= Channel stuffing =

Business practice used to inflate sales

Channel stuffing, also known as trade loading, is a business practice in which a company, or a sales force within a company, inflates its sales figures by forcing more products through a distribution channel than the channel is capable of selling. This can be the result of a company attempting to inflate its sales figures. Alternatively, it can be a consequence of a poorly managed sales force attempting to meet short-term objectives and quotas in a way that is detrimental to a company in the long term.

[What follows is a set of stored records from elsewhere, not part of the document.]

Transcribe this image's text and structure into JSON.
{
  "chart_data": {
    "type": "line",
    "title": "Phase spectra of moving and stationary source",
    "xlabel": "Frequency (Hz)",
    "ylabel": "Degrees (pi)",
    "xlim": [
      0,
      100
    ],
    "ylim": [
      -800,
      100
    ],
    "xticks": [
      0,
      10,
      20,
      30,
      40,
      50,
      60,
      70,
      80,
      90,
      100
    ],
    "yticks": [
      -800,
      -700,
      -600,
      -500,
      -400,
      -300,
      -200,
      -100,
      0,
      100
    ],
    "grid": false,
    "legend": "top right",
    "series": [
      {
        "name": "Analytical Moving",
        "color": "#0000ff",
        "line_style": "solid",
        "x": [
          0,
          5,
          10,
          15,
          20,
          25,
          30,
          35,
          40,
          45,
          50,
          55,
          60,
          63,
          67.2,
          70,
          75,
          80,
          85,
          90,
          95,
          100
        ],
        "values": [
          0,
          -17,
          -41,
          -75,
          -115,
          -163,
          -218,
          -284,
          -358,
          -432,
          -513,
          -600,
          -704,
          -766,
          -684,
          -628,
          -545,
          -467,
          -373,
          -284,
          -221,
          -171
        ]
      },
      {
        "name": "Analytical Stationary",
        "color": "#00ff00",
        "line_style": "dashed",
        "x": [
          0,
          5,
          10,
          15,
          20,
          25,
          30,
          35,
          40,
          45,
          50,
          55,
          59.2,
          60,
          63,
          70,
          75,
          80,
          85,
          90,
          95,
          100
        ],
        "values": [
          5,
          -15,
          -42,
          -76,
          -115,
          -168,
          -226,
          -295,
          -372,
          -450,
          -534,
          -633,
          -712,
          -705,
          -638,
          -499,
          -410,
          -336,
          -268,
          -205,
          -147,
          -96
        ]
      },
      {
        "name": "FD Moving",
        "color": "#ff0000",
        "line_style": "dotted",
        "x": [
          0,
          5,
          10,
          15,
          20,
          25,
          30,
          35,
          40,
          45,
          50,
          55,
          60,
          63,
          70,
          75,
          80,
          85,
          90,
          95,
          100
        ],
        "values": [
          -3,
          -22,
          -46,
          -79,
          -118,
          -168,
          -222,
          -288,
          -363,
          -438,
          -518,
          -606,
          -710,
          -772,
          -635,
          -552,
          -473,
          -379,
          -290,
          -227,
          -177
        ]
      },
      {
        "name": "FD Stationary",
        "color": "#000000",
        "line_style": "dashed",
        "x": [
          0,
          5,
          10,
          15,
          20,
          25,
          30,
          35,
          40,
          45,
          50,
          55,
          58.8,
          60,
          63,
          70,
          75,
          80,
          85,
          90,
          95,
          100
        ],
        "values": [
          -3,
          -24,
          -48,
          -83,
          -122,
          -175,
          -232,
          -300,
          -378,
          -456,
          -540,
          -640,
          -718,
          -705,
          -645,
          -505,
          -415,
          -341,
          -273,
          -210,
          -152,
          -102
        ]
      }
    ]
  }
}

Channel stuffing has a number of long-term consequences for a company. Firstly, distributors will often return any unsold goods to the company, incurring a carrying cost and also developing a backlog of product inventory. Wildly fluctuating demand, combined with the excess inventory, leads to costly overtime and factory shutdowns. Even mild channel stuffing can spiral out of control as the sales department works to make up for prior overselling. Discounts used to drive trade loading can greatly affect profits, and even help establish gray market channels, because salespeople no longer adequately qualify their prospects.

Occasionally, distribution channels such as large retailers have been known to identify the practice of channel stuffing by their suppliers, and use the phenomenon to their advantage. That is done by holding back on orders until the end of a supplier's quota period. The supplier's sales force then panics, and sells a large amount of the product under more favorable terms than they would under ordinary circumstances. At the beginning of the next period, no new orders are placed, and, barring any action, the cycle is then repeated. That affects customers, creating gluts and shortages as buyers turn to competing products.

Corporations have been known to engage in channel stuffing and hide the activity from their investors. In the United States, the U.S. Securities and Exchange Commission has in some cases litigated against such corporations, and private class-action suits have been filed. Channel stuffing might also be part of a broader pattern of financial impropriety.